Unbundling, Gentiloni: "Sconti regolatori solo a fine scorporo"

L'INTERVISTA

Il deputato del Pd al nostro giornale: nuovo listino Agcom frutto di un lungo lavoro. Nessuna interferenza con spin off rete

di Alessandro Longo

"Non credo che questa decisione di Agcom in sé, isolatamente presa, possa avere chissà quali conseguenze sui piani Telecom. Sarebbe assolutamente improprio e ingiustificato se le avesse. Per lo stesso motivo, era improprio attendersi sconti regolatori solo per il semplice annuncio dello scorporo Telecom". Paolo Gentiloni, ex ministro delle Comunicazioni e ora parlamentare PD esperto di digitale, osserva con interesse la partita che si è infiammata con la decisione recente di Agcom su unbundling, bitstream. Partita che ora prosegue con le annunciate analisi di mercato 2014-2016 e l'esame del piano di scorporo Telecom.

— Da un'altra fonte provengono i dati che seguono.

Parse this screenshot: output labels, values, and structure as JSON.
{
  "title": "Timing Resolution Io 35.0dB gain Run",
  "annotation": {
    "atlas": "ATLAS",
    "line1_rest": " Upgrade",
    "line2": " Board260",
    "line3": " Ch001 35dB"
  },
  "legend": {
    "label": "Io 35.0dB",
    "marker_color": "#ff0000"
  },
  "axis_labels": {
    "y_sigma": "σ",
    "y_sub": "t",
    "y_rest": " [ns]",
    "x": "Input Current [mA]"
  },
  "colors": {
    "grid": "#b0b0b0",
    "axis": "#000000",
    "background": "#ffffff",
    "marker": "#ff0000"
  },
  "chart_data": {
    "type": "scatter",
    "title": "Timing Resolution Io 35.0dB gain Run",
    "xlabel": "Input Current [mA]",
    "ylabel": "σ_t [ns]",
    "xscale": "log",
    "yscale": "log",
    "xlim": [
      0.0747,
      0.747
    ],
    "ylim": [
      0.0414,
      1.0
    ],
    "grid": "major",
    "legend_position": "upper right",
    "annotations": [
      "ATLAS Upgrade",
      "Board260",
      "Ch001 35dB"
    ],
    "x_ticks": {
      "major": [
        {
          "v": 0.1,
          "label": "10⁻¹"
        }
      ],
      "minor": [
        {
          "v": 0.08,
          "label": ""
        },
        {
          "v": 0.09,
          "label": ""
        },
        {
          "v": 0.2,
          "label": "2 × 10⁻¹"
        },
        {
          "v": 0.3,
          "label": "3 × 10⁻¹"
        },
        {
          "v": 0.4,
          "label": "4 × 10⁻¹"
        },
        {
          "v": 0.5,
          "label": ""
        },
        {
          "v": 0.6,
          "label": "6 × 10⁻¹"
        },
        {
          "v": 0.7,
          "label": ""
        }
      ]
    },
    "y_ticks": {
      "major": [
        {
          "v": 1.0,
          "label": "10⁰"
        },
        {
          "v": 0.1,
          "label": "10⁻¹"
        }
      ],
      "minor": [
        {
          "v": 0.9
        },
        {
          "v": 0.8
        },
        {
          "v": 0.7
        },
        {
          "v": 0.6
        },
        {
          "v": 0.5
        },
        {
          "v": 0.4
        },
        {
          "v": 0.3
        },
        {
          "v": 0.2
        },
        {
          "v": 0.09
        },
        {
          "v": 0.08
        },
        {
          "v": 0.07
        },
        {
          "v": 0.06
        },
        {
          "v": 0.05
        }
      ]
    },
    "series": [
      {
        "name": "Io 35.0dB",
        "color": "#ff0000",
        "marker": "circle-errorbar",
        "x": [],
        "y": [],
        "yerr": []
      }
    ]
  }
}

Eppure c'è stato un meccanismo causa-effetto rilevante e le decisioni Agcom sono state prese subito come pietra dello scandalo da Telecom Italia, per i futuri piani

Capisco che possa essersi diffuso un certo convincimento. Che la semplice decisione di procedere verso scorporo potesse portare a vantaggi regolatori. Ma come sanno gli addetti ai lavori le due cose sono separate, la decisione Agcom è frutto di un'analisi che va su un binario parallelo e che è cominciata da tempo. E' un lungo processo. Era improprio attendersi sconti regolatori per il solo annuncio dello scorporo. E adesso - per questo stesso motivo - è improprio pensare che ci saranno conseguenze per questa decisione Agcom.

D'accordo, ma che pensa dello scorporo?

Lo scorporo è una strada senza dubbio giusta. La scelta presa da Telecom è da apprezzare. Ma sono anche convinto che su questa strada giusta sia solo un primo passo. Prima di capire bene di che si tratta e quali conseguenze possa avere su piano economico, dei mercati e regolatorio, bisogna andare ben al di là del primo passo, cioè oltre l’annuncio.

Che cosa bisognerà valutare?

Ci sono tre questioni delicate. La prima è il prezzo e il valore correlato all'eventuale ingresso di Cassa depositi e prestiti. Questione che attiene a Cassa e al Governo. La seconda è la governance. Se dovesse restare con totale controllo Telecom sarebbe complicato prevedere rilevanti finanziamenti pubblici. E pure questo aspetto dipende da Cassa. Terzo tema, che riguarda l’Authority, è il perimetro della rete da scorporare per garantire l’equivalenza dell’accesso non in teoria ma di fatto. Mi aspetto che quando questo percorso sarà andato molto avanti, tra un anno, un anno e mezzo, ne verranno conseguenze da trarre per l’Authorirty. Cioè se questo percorso merita e in che misura merita un intervento regolatorio per attenuare le attuali asimmetrie in capo a Telecom. Gli sconti non avvengono adesso, ma in coda al processo o almeno quando i contorni dell’operazione saranno molto chiari. In definitiva, gli ostacoli da superare sono significativi, ma la direzione va assolutamente incoraggiata. 

E che può fare la politica in questo percorso, qui comprese anche le tariffe della rete Telecom?

La materia delle tariffe dell’unbundling è stata sempre controversa e l’unica cosa saggia che credo la politica possa fare è starne alla larga. Ho assoluto rispetto e fiducia nelle decisioni dell’Authority, adesso come negli ultimi dieci anni. So anche che le decisioni prese in questi dieci anni da diverse Authority sono state accolte più o meno criticamente. Mi verrebbe da dire, con una citazione, “è il regolatore, bellezza”. Trovo patetica la discussione che c'è stata alla Camera due anni sulle tariffe in unbundling: venivano molte aziende a dirci la propria. Ma non è materia da Parlamento. Per fortuna. Abbiamo fatto le Authority proprio per quello, per togliere dalla politica questo fardello. Continuiamo così.